Blaireau dans son terrier, se sent au chaud et rassuré.



• FT Pouffy


« Mademoiselle Hingsley, pour la dernière fois cessez de dormir en cours ! La prochaine fois que je dois m’interrompre pour vous ramener a l’ordre, je vous colle un devoir supplémentaire ! »

C’est sous les rires de tes camarades que tu te redressas sur ta table, les sourcils froncés d’avoir été interrompu dans ta sieste. Qui aurait pu imaginer qu’un cours sur les intérêts magiques des plantes carnivores d’Afrique du Sud pouvait être une aussi bonne berceuse ? C’était pourtant avec toute la volonté du monde que tu t’étais forcée a restée éveillé le long du long discours de ton professeur mais, malheureusement, le sommeil avait eu raison de toi. A nouveau. C’est donc accompagné d’un devoir supplémentaire que tu quittas la salle à la fin cours. Félicitation Pixel.

Au moins, la journée était finie maintenant. Tu pourrais enfin te prélassée paresseusement dans un canapé ou dans ton lit ou alors sur le sol, quelque part, peut importais finalement. Tu décrocha un bâillement à l’approche de votre terrier commun a vous Poufsouffle. Tu aimais bien ta maison, et tu étais d’ailleurs fière d’en faire parti. Certes, tu n’étais pas de ceux qui ce dévouaient corps et âme a la quête de points a apporter a leur bonne maison mais, il était vrai que si l’occasion ce présentait, tu serait heureuse d’apporter du tien dans cette missions sans fin qu’était la course aux points. C’était étrange d’ailleurs, depuis quand avait-tu développé ce sentiment d’appartenance si fort qui te liait aux blaireaux depuis maintenant trois ans ? Étais-ce l’impression d’avoir trouver une seconde famille en arrivant ici ou peut être juste que le sommeil te venait plus rapidement ici que nul part ailleurs dans le château ? Tu te laissas tombée dans ton lit en poussant un soupir. Le meilleur moment de la journée pouvait commencer.

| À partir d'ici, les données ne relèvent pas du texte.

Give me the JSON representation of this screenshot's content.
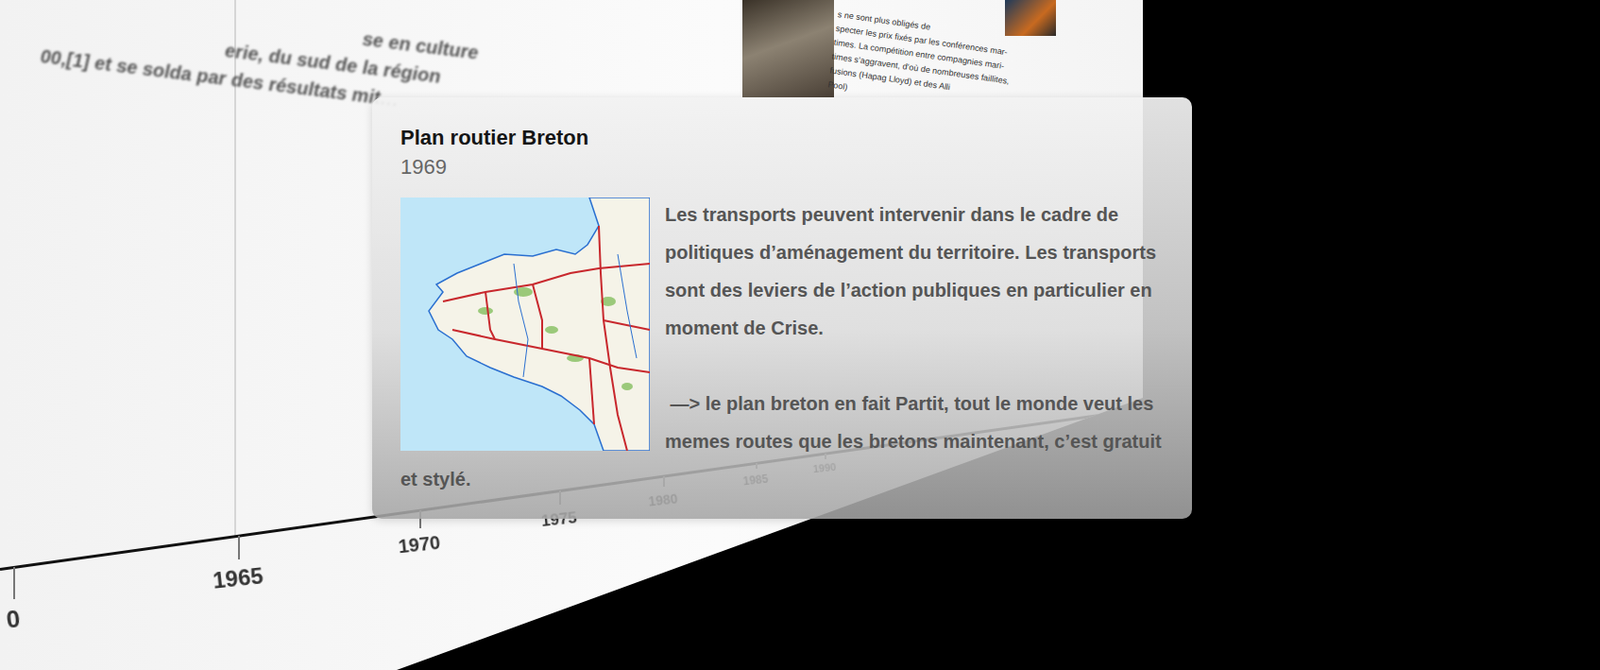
{
  "background_text": [
    "se en culture",
    "erie, du sud de la région",
    "00,[1] et se solda par des résultats mit…"
  ],
  "background_card": {
    "lines": [
      "s ne sont plus obligés de",
      "specter les prix fixés par les conférences mar-",
      "times. La compétition entre compagnies mari-",
      "times s’aggravent, d’où de nombreuses faillites,",
      "fusions (Hapag Lloyd) et des Alli",
      "Pool)"
    ]
  },
  "axis": {
    "ticks": [
      "0",
      "1965",
      "1970",
      "1975",
      "1980",
      "1985",
      "1990"
    ]
  },
  "tooltip": {
    "title": "Plan routier Breton",
    "date": "1969",
    "paragraphs": [
      "Les transports peuvent intervenir dans le cadre de politiques d’aménagement du territoire. Les transports sont des leviers de l’action publiques en particulier en moment de Crise.",
      " —> le plan breton en fait Partit, tout le monde veut les memes routes que les bretons maintenant, c’est gratuit et stylé."
    ]
  }
}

Enfin, c’est ce que tu espérais. Seulement ici, rares étaient les moments de calme complet te permettant de faire la sieste comme tu le voulais. C’est a peine 30 minutes après avoir fermer les yeux que tu entendis un appel qui, a coup sûr, déclencherait une émeute dans la salle commune dans les minutes qui suivraient.

« Poufsouffle ! Gâteaux ! »

Des gâteaux. Ça pouvait semblait stupide mais il n’en fallait pas beaucoup plus pour affoler l’assistance Pouffienne qui peuplait ces lieux. Tu le savais très bien d’ailleurs et c’est pourquoi tut e roula un peu plus dans ta couverture ; protection contre le bruit. Chose qui visiblement déplut a l’une des plantes du coin qui ce mit à te répéter sur le même ton que précédemment « Poufsouffle ! Gâteaux ! ». Tu te releva et tenta de fixer ton regard dans le sien mais, les fleurs n’ayant pas de globes oculaires comme les tiens, le spectacle rendait donc plutôt comique. Une Pixel fixant son regard vide sur les lianes d’un lierre hurlant a tue tête que les gâteaux sont prêts, on avait vu plus crédible. Tu partis donc pour la salle commune. De toute façon, n’ayant rien manger de la journée ou presque, un gâteau ne t’aurais pas fait de mal.

Tu glissa ton regard sur chaque personne déjà présente puis salua gentiment tes camarades.

« Bonsoir tout le monde. »

Puis, après avoir regarder le plat le plus sérieusement du monde, tu t’empara d’un cupcake affichant un joli dégradé de rose/mauve puis croqua a l’intérieur. Aubergine/Barbe a papa. Tu décrochas une grimace qui tu cachas bien vite. Il fallait faire bonne figure même face au dégoût que t’infligeait ton gâteau. Tu t’approcha donc de Perceval et lui présenta tes remerciements.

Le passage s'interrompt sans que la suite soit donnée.